One of the most notable Christian-owned businesses that has been fighting the mandate is the popular craft chain Hobby Lobby. As previously reported, Hobby Lobby, owned by evangelical Christian David Green, had been seeking an emergency injunction against Obamacare from all available venues since its request was first turned down by a federal district court in Oklahoma City. While Hobby Lobby states that it has been covering, and will continue to cover, birth control for its over 13,000 employees nationwide, it refuses to pay for two pills that are included in Obamacare’s contraceptive mandate: the morning-after pill and the week-after pill.
U.S. District Judge Joe Heaton, appointed by George W. Bush, ruled against the company in November, opining that Hobby Lobby and its bookstore chain Mardel are not entitled to an exemption from the national healthcare law because “Hobby Lobby and Mardel are not religious organizations.” He stated that while churches and non-profit entities may qualify for an exemption under Obamacare, a secular business is not a religious institution.
The company then appealed to the 10th Circuit Court of Appeals in Denver, asking the court that it overturn the lower court’s decision and grant the injunction.

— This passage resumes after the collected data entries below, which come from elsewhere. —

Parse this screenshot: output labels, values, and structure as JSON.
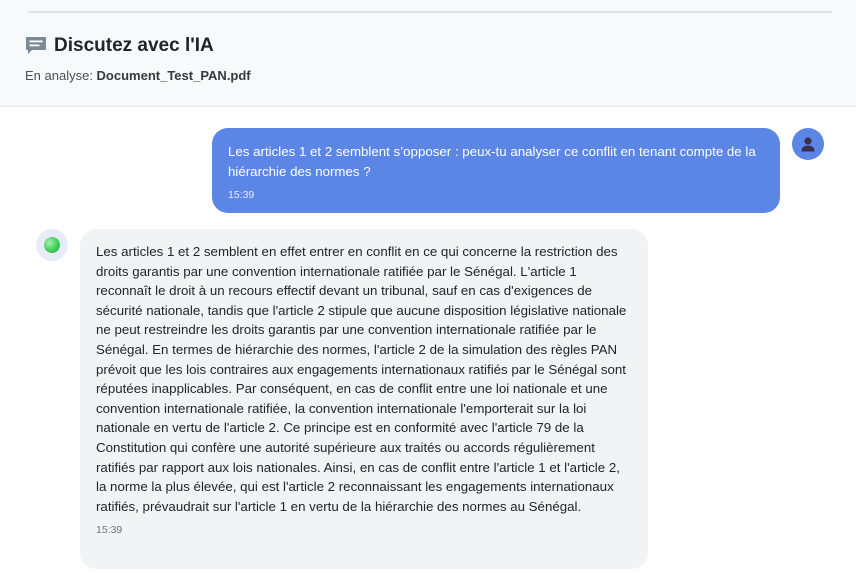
{
  "header": {
    "title": "Discutez avec l'IA",
    "analysis_label": "En analyse: ",
    "document_name": "Document_Test_PAN.pdf",
    "icon": "chat-icon"
  },
  "messages": [
    {
      "role": "user",
      "text": "Les articles 1 et 2 semblent s’opposer : peux-tu analyser ce conflit en tenant compte de la hiérarchie des normes ?",
      "time": "15:39",
      "avatar_icon": "user-avatar-icon"
    },
    {
      "role": "assistant",
      "text": "Les articles 1 et 2 semblent en effet entrer en conflit en ce qui concerne la restriction des droits garantis par une convention internationale ratifiée par le Sénégal. L'article 1 reconnaît le droit à un recours effectif devant un tribunal, sauf en cas d'exigences de sécurité nationale, tandis que l'article 2 stipule que aucune disposition législative nationale ne peut restreindre les droits garantis par une convention internationale ratifiée par le Sénégal. En termes de hiérarchie des normes, l'article 2 de la simulation des règles PAN prévoit que les lois contraires aux engagements internationaux ratifiés par le Sénégal sont réputées inapplicables. Par conséquent, en cas de conflit entre une loi nationale et une convention internationale ratifiée, la convention internationale l'emporterait sur la loi nationale en vertu de l'article 2. Ce principe est en conformité avec l'article 79 de la Constitution qui confère une autorité supérieure aux traités ou accords régulièrement ratifiés par rapport aux lois nationales. Ainsi, en cas de conflit entre l'article 1 et l'article 2, la norme la plus élevée, qui est l'article 2 reconnaissant les engagements internationaux ratifiés, prévaudrait sur l'article 1 en vertu de la hiérarchie des normes au Sénégal.",
      "time": "15:39",
      "avatar_icon": "ai-avatar-icon"
    }
  ],
  "colors": {
    "user_bubble": "#5b86e5",
    "ai_bubble": "#f1f3f5",
    "header_bg": "#f8f9fa",
    "ai_dot": "#3ccf55"
  }
}
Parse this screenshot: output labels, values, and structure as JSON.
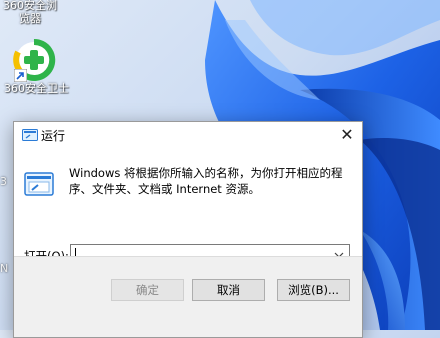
{
  "desktop": {
    "top_icon_label": "360安全浏览器",
    "icon_360_label": "360安全卫士",
    "edge_chars": [
      "3",
      "N"
    ]
  },
  "dialog": {
    "title": "运行",
    "description": "Windows 将根据你所输入的名称，为你打开相应的程序、文件夹、文档或 Internet 资源。",
    "open_label": "打开",
    "open_label_suffix": "(O):",
    "open_label_hotkey": "打开(O):",
    "input_value": "",
    "buttons": {
      "ok": "确定",
      "cancel": "取消",
      "browse": "浏览(B)..."
    },
    "close_glyph": "✕"
  },
  "colors": {
    "wallpaper_blue": "#1565e0",
    "dialog_bg": "#f0f0f0",
    "titlebar_bg": "#ffffff",
    "logo_green": "#2fb44a",
    "logo_yellow": "#f5c000"
  },
  "icons": [
    "360-safe-guard-icon",
    "run-dialog-icon",
    "close-icon",
    "chevron-down-icon",
    "shortcut-arrow-icon"
  ]
}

However, the three-judge panel refused to issue the restraining order, stating similar reasoning as Heaton.
Hobby Lobby then took its request to the nation’s highest court, but Supreme Court Justice Sonia Sotomayor stated that it was not “indisputably clear” that Hobby Lobby’s request met the very high bar needed for an injunction. She pointed to the fact that the various circuit courts have been divided on the matter, insinuating that the craft chain still has a chance at eventually winning.
Now, following the release of the new rules, it seems that the fight will indeed have to move forward, disappointing many legal organizations.
“The administration’s narrow gesture does nothing to protect many faith-based employers or religious families from the unconstitutional abortion pill mandate,” wrote the group Alliance Defending Freedom following the issuance of the amendments by the Health and Human Services Department. “The government has no business putting religious freedom on the negotiating table, or picking and choosing who is allowed to exercise faith.”